The first issue relates to the vocations of science and religion. Alister McGrath and Francis Collins rightly promote what they call “partially overlapping magisteria” (POMA), “reflecting a realization that science and religion offer possibilities of cross-fertilization on account of the interpenetration of their subjects and methods” (qtd. from The Dawkins Delusion?). Where the biblical claim about the universe is primarily concerned with human redemption, the scientific claim is exclusively concerned about the processes of nature. This should be straightforward enough, but I am amazed at how often ultra-Darwinists overreach with metaphysical statements while biblical literalists wrench the Bible out of context, turning it into “primitive science.”

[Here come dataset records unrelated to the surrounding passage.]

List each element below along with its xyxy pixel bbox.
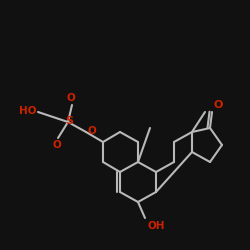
Text: HO: HO [18, 106, 36, 116]
Text: O: O [87, 126, 96, 136]
Text: O: O [52, 140, 62, 150]
Text: OH: OH [147, 221, 164, 231]
Text: O: O [66, 93, 76, 103]
Text: S: S [65, 116, 73, 126]
Text: O: O [214, 100, 224, 110]
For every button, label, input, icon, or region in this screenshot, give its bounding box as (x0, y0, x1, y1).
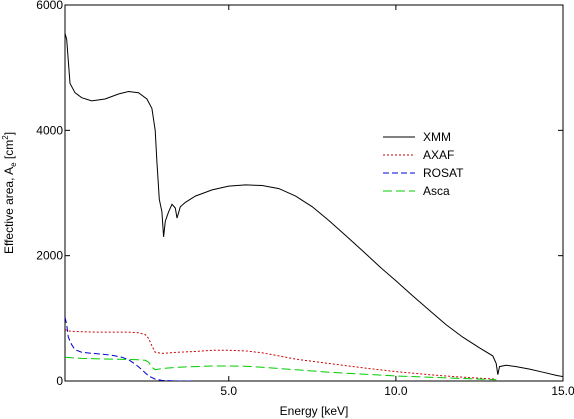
legend-label-rosat: ROSAT (423, 166, 464, 180)
series-line-rosat (65, 316, 196, 381)
x-axis-ticks: 5.0 10.0 15.0 (220, 5, 574, 398)
x-tick-label: 15.0 (551, 384, 574, 398)
series-line-xmm (65, 33, 563, 378)
y-tick-label: 2000 (36, 249, 63, 263)
x-axis-title: Energy [keV] (280, 404, 349, 418)
legend: XMM AXAF ROSAT Asca (383, 130, 464, 198)
series-layer (65, 33, 563, 381)
y-tick-label: 0 (56, 374, 63, 388)
y-axis-title: Effective area, Ae [cm2] (1, 132, 18, 254)
plot-frame (64, 4, 564, 382)
y-axis-title-unit-open: [cm (2, 140, 16, 163)
y-axis-title-unit-close: ] (2, 132, 16, 135)
legend-label-xmm: XMM (423, 130, 451, 144)
y-axis-title-sup: 2 (1, 135, 10, 140)
x-tick-label: 10.0 (384, 384, 408, 398)
y-axis-ticks: 0 2000 4000 6000 (36, 0, 563, 388)
y-tick-label: 6000 (36, 0, 63, 12)
y-axis-title-sub: e (9, 162, 18, 167)
legend-label-axaf: AXAF (423, 148, 454, 162)
y-tick-label: 4000 (36, 123, 63, 137)
series-line-axaf (65, 329, 497, 380)
x-tick-label: 5.0 (220, 384, 237, 398)
y-axis-title-main: Effective area, A (2, 167, 16, 254)
legend-label-asca: Asca (423, 184, 450, 198)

The second issue relates to the doctrine of creation. Where there is an absolute distinction between Creator and creation, there is a relative distinction between human and non-human creatures. Let me begin with the first distinction. If God is an actor in the cosmic drama, errors are bound to occur. Look no further than Isaac Newton’s God-of-the-gaps. But God is the playwright, as Anglican theologian Diogenes Allen writes in his chapter on “The Limits of Science” in Theology for a Troubled Believer:
God is not a member of the universe, and any attempt to have God involved within the processes that science studies is theologically utterly unacceptable. And almost as important, we need to realize that biblical religion does not affirm God’s reality because its writers were trying to explain the working of the natural world. Biblical faith is a response to God’s initiative, rather than the result of an investigation of nature. Thus not only is God not part of the world, but the grounds for belief in God are also quite different from that found in science. Pascal, Kierkegaard, and Karl Barth never tired of stressing both these points.

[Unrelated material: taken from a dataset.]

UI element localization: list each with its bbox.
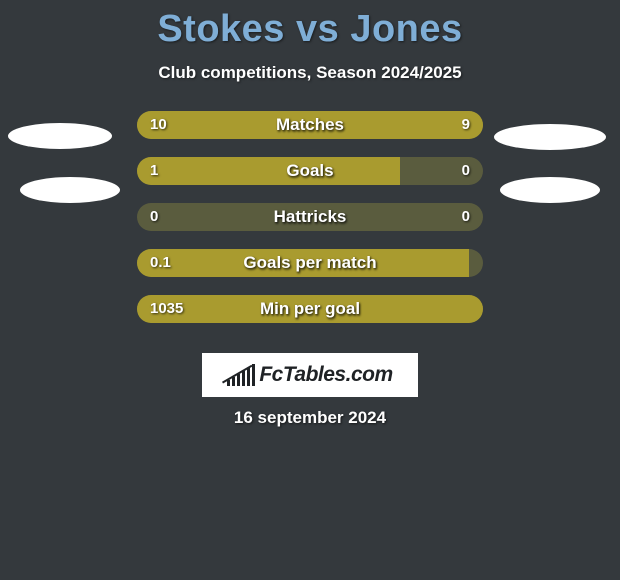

The next distinction is explained by Reformed theologian Colin Gunton, who has made a significant contribution to the doctrine of creation. His chapter “Establishing: The Doctrine of Creation” in The Christian Faith delineates three ways that God creates through mediation: creation by personal word, creation by craftsmanship, and creation by ministry. What matters for this discussion is the third way, where “worldly agencies are enabled by divine action to achieve their own ‘subcreating,’ not in the absolute way that God creates, but relatively, as creation from what already is” (cf. Gen. 1:11, 20, 24). Focusing too much on “men and women as the chief ministers of creation,” Gunton says, can “‘blind us to the fact that the difference between human and non-human creatures is relative, not absolute.” He continues:
God grants to the lesser creatures their own capacity to generate beauty and truth. The garden needs to be tended, but the gardener does not make the plants grow, merely provides some of the conditions for their growth. If this side of things had not been as neglected as it has in the history of theology, the theory of evolution might not have proved the stumbling block to belief that it has in recent times.

In conclusion, Christians can achieve a “synthetic middle ground” in the debate if they get a better handle on the vocations of science and religion and a more robust doctrine of creation.